RS Vfgh 2018/3/7 G136/2017 ua (G136/2017-19 ua)

JUSLINE Rechtssatz

Veröffentlicht am 07.03.2018
beobachten
merken

Index

L9200 Sozialhilfe, Grundsicherung, Mindestsicherung

Norm

B-VG Art7 Abs1 / Gesetz
B-VG Art140 Abs1 / Prüfungsumfang
B-VG Art140 Abs1 Z1 lita
B-VG Art140 Abs6, Abs7
BVG-Rassendiskriminierung ArtI Abs1
BVG über die Rechte von Kindern Art1, Art7
EMRK Art14
StGG Art2
Nö MindestsicherungsG §7d Abs5, §10 Abs4, §11a, §11b
Nö MindeststandardV

Leitsatz

Aufhebung von Bestimmungen des Nö MindestsicherungsG betreffend die von der Dauer des Aufenthalts abhängige Differenzierung des Anspruchs auf Bedarfsorientierte Mindestsicherung sowie die starre Deckelung der Bezugshöhe bei Haushalten mit mehreren Personen; teilweise Zurückweisung der Gerichtsanträge wegen unzulässigen Anfechtungsumfangs bzw mangels Präjudizialität

Rechtssatz

Zulässigkeit der Anträge des Landesverwaltungsgerichtes Nö auf Prüfung von §10 Abs4, §11a und §11b Nö MindestsicherungsG, LGBl 9205-0 idF LGBl 103/2016 (im Folgenden: NÖ MSG); im Übrigen Zurückweisung der Anträge.

Vor dem Hintergrund der vorgebrachten verfassungsrechtlichen Bedenken hinsichtlich §11a und §11b NÖ MSG, die sich einerseits gegen die Schaffung unterschiedlicher Mindeststandards für verschiedene Personenkreise und andererseits gegen eine absolute Deckelung dieser Mindeststandards richten, umfasst der Anfechtungsumfang §10 Abs4, §11a und §11b NÖ MSG zur Gänze.

Das Vorbringen des Landesverwaltungsgerichtes zielt darauf ab, dass jegliche Differenzierung auf Grund der Aufenthaltsdauer, die zur Anwendung der verminderten Mindeststandards - Integration führe - unabhängig davon, ob Alleinerziehende, Minderjährige oder Volljährige betroffen sind - verfassungswidrig sei. Eine Prüfung dieser verfassungsrechtlichen Bedenken setzt daher die Anfechtung der gesamten Bestimmung voraus.
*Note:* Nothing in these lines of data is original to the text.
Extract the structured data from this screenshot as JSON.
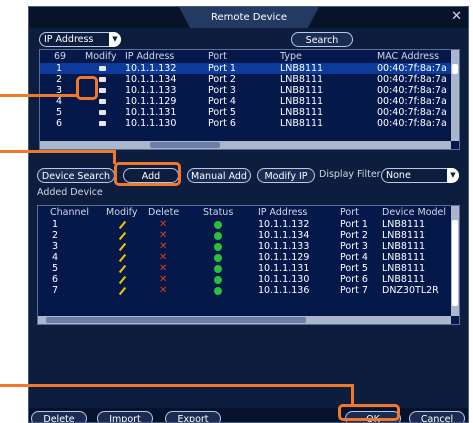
{
  "dialog": {
    "title": "Remote Device",
    "close_icon": "close-icon"
  },
  "search": {
    "filter_value": "IP Address",
    "search_button": "Search",
    "count": "69",
    "columns": [
      "Modify",
      "IP Address",
      "Port",
      "Type",
      "MAC Address"
    ],
    "rows": [
      {
        "no": "1",
        "ip": "10.1.1.132",
        "port": "Port 1",
        "type": "LNB8111",
        "mac": "00:40:7f:8a:7a"
      },
      {
        "no": "2",
        "ip": "10.1.1.134",
        "port": "Port 2",
        "type": "LNB8111",
        "mac": "00:40:7f:8a:7a"
      },
      {
        "no": "3",
        "ip": "10.1.1.133",
        "port": "Port 3",
        "type": "LNB8111",
        "mac": "00:40:7f:8a:7a"
      },
      {
        "no": "4",
        "ip": "10.1.1.129",
        "port": "Port 4",
        "type": "LNB8111",
        "mac": "00:40:7f:8a:7a"
      },
      {
        "no": "5",
        "ip": "10.1.1.131",
        "port": "Port 5",
        "type": "LNB8111",
        "mac": "00:40:7f:8a:7a"
      },
      {
        "no": "6",
        "ip": "10.1.1.130",
        "port": "Port 6",
        "type": "LNB8111",
        "mac": "00:40:7f:8a:7a"
      }
    ]
  },
  "actions": {
    "device_search": "Device Search",
    "add": "Add",
    "manual_add": "Manual Add",
    "modify_ip": "Modify IP",
    "display_filter_label": "Display Filter",
    "display_filter_value": "None"
  },
  "added": {
    "section_label": "Added Device",
    "columns": [
      "Channel",
      "Modify",
      "Delete",
      "Status",
      "IP Address",
      "Port",
      "Device Model"
    ],
    "rows": [
      {
        "ch": "1",
        "ip": "10.1.1.132",
        "port": "Port 1",
        "model": "LNB8111"
      },
      {
        "ch": "2",
        "ip": "10.1.1.134",
        "port": "Port 2",
        "model": "LNB8111"
      },
      {
        "ch": "3",
        "ip": "10.1.1.133",
        "port": "Port 3",
        "model": "LNB8111"
      },
      {
        "ch": "4",
        "ip": "10.1.1.129",
        "port": "Port 4",
        "model": "LNB8111"
      },
      {
        "ch": "5",
        "ip": "10.1.1.131",
        "port": "Port 5",
        "model": "LNB8111"
      },
      {
        "ch": "6",
        "ip": "10.1.1.130",
        "port": "Port 6",
        "model": "LNB8111"
      },
      {
        "ch": "7",
        "ip": "10.1.1.136",
        "port": "Port 7",
        "model": "DNZ30TL2R"
      }
    ]
  },
  "footer": {
    "delete": "Delete",
    "import": "Import",
    "export": "Export",
    "ok": "OK",
    "cancel": "Cancel"
  },
  "colors": {
    "accent_callout": "#f0782a",
    "status_online": "#27c13c",
    "delete_mark": "#e03a1a",
    "modify_pencil": "#f2c400"
  }
}
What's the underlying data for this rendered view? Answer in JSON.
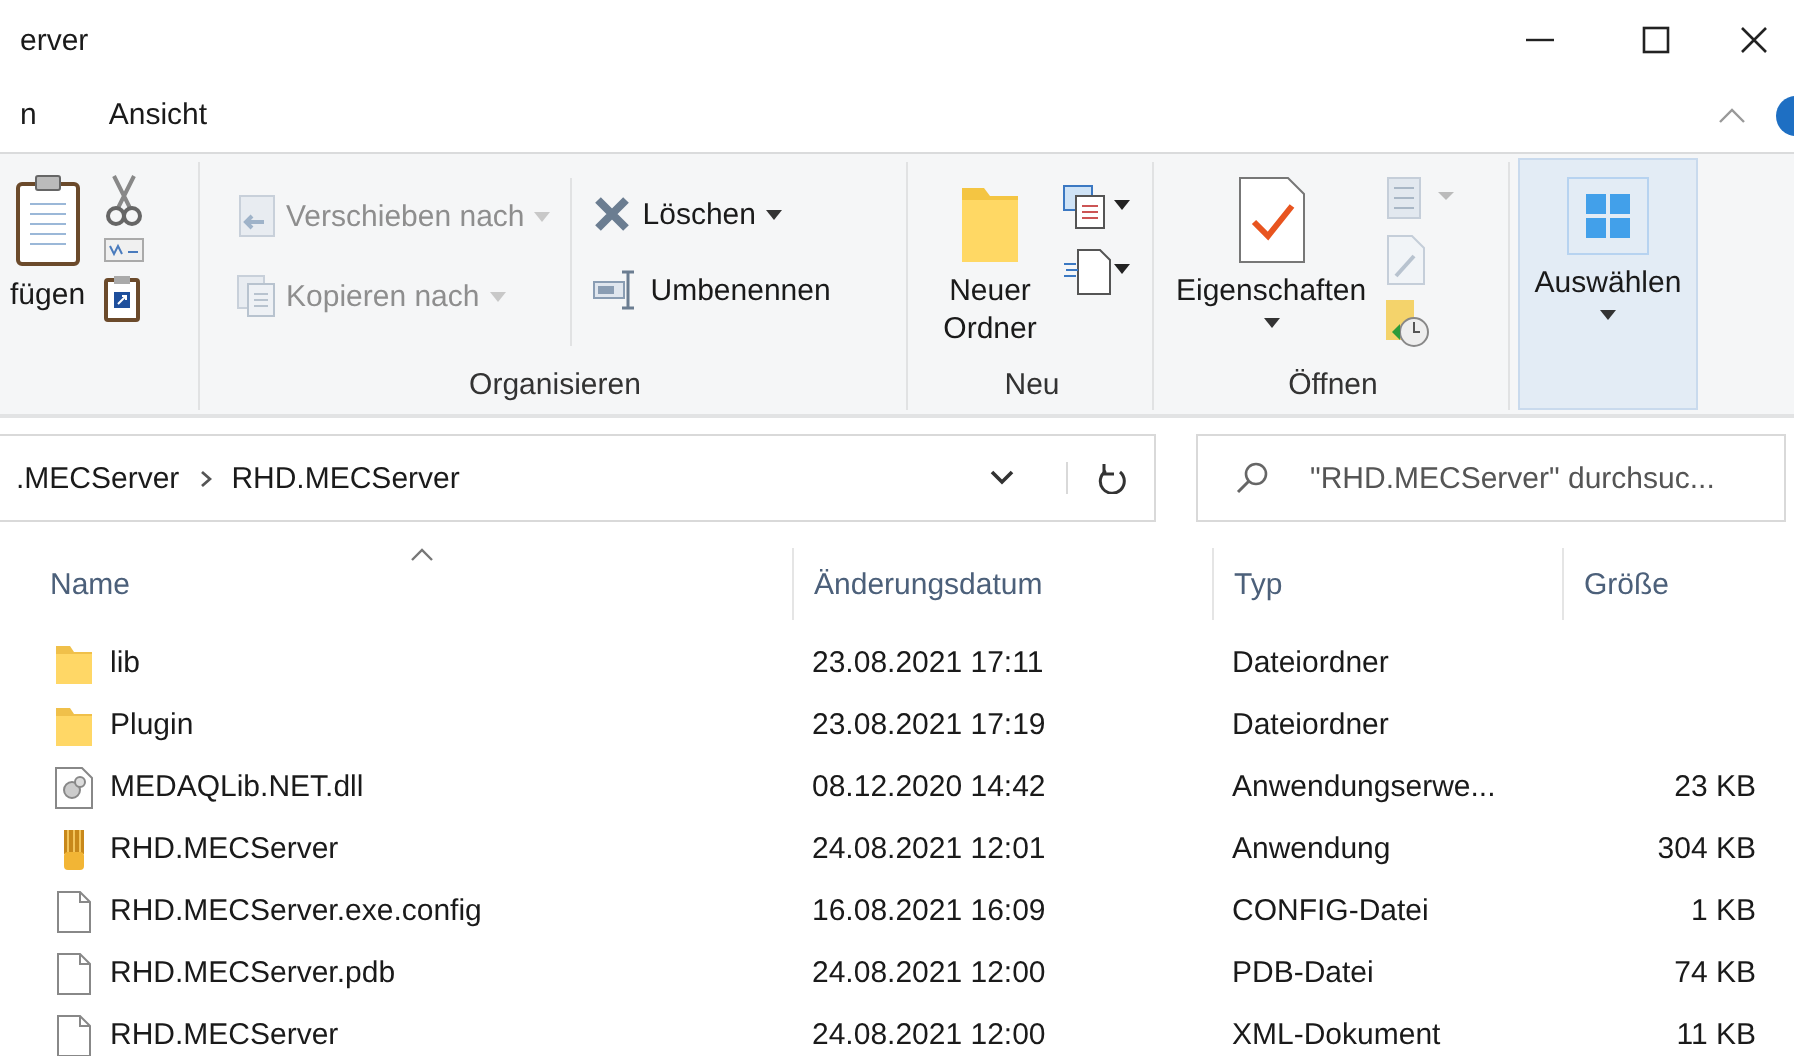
{
  "window": {
    "title": "erver"
  },
  "ribbon_tabs": [
    {
      "label": "n",
      "selected": false
    },
    {
      "label": "Ansicht",
      "selected": false
    }
  ],
  "ribbon": {
    "groups": [
      {
        "kind": "clipboard",
        "items": [
          {
            "label": "fügen"
          }
        ]
      },
      {
        "kind": "organize",
        "label": "Organisieren",
        "items": [
          {
            "label": "Verschieben nach",
            "disabled": true,
            "dropdown": true
          },
          {
            "label": "Kopieren nach",
            "disabled": true,
            "dropdown": true
          },
          {
            "label": "Löschen",
            "disabled": false,
            "dropdown": true
          },
          {
            "label": "Umbenennen",
            "disabled": false,
            "dropdown": false
          }
        ]
      },
      {
        "kind": "new",
        "label": "Neu",
        "items": [
          {
            "label": "Neuer Ordner"
          }
        ]
      },
      {
        "kind": "open",
        "label": "Öffnen",
        "items": [
          {
            "label": "Eigenschaften",
            "dropdown": true
          }
        ]
      },
      {
        "kind": "select",
        "items": [
          {
            "label": "Auswählen",
            "dropdown": true,
            "highlighted": true
          }
        ]
      }
    ]
  },
  "address": {
    "breadcrumbs": [
      ".MECServer",
      "RHD.MECServer"
    ],
    "search": {
      "placeholder": "\"RHD.MECServer\" durchsuc..."
    }
  },
  "file_list": {
    "columns": [
      {
        "label": "Name",
        "sorted": true
      },
      {
        "label": "Änderungsdatum",
        "sorted": false
      },
      {
        "label": "Typ",
        "sorted": false
      },
      {
        "label": "Größe",
        "sorted": false
      }
    ],
    "rows": [
      {
        "kind": "folder",
        "name": "lib",
        "date": "23.08.2021 17:11",
        "type": "Dateiordner"
      },
      {
        "kind": "folder",
        "name": "Plugin",
        "date": "23.08.2021 17:19",
        "type": "Dateiordner"
      },
      {
        "kind": "dll",
        "name": "MEDAQLib.NET.dll",
        "date": "08.12.2020 14:42",
        "type": "Anwendungserwe...",
        "size": "23 KB"
      },
      {
        "kind": "exe",
        "name": "RHD.MECServer",
        "date": "24.08.2021 12:01",
        "type": "Anwendung",
        "size": "304 KB"
      },
      {
        "kind": "file",
        "name": "RHD.MECServer.exe.config",
        "date": "16.08.2021 16:09",
        "type": "CONFIG-Datei",
        "size": "1 KB"
      },
      {
        "kind": "file",
        "name": "RHD.MECServer.pdb",
        "date": "24.08.2021 12:00",
        "type": "PDB-Datei",
        "size": "74 KB"
      },
      {
        "kind": "file",
        "name": "RHD.MECServer",
        "date": "24.08.2021 12:00",
        "type": "XML-Dokument",
        "size": "11 KB"
      }
    ]
  }
}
Die in §10 Abs4 NÖ MSG getroffene Ausnahme von der Anwendung der Mindestsicherung - Integration auf weniger als fünf Jahre aufhältige Personen und in Österreich geborene Kinder ändert, nach dem Vorbringen des Landesverwaltungsgerichtes, nichts an dieser Differenzierung und steht daher im untrennbaren Zusammenhang mit §11a NÖ MSG.

Gleiches gilt für §11b Abs 4 NÖ MSG, der die Berechnung der absoluten Deckelung bestimmt und Vorgaben zur vorzunehmenden Kürzung auf Grund der Deckelung trifft. Da das Landesverwaltungsgericht vorbringt, dass eine absolute Deckelung per se unsachlich und daher gleichheitswidrig sei, ist auch die gesamte Regelung zur Deckelung anzufechten.

Hingegen ist §7d Abs5 NÖ MSG vom antragstellenden Gericht in einzelnen Verfahren nicht anzuwenden und zudem von jenen Bestimmungen, denen der Sitz der verfassungsrechtlichen Bedenken des antragstellenden Gerichts zuzuordnen ist, offensichtlich trennbar. Soweit sich die Anträge daher gegen den Bestandteil "- Integration" in §7d Abs5 NÖ MSG wenden, sind sie unzulässig.

Aufhebung von §10 Abs4, §11a und §11b NÖ MSG wegen Verstoßes gegen den Gleichheitssatz und das Recht auf Gleichbehandlung von Fremden untereinander.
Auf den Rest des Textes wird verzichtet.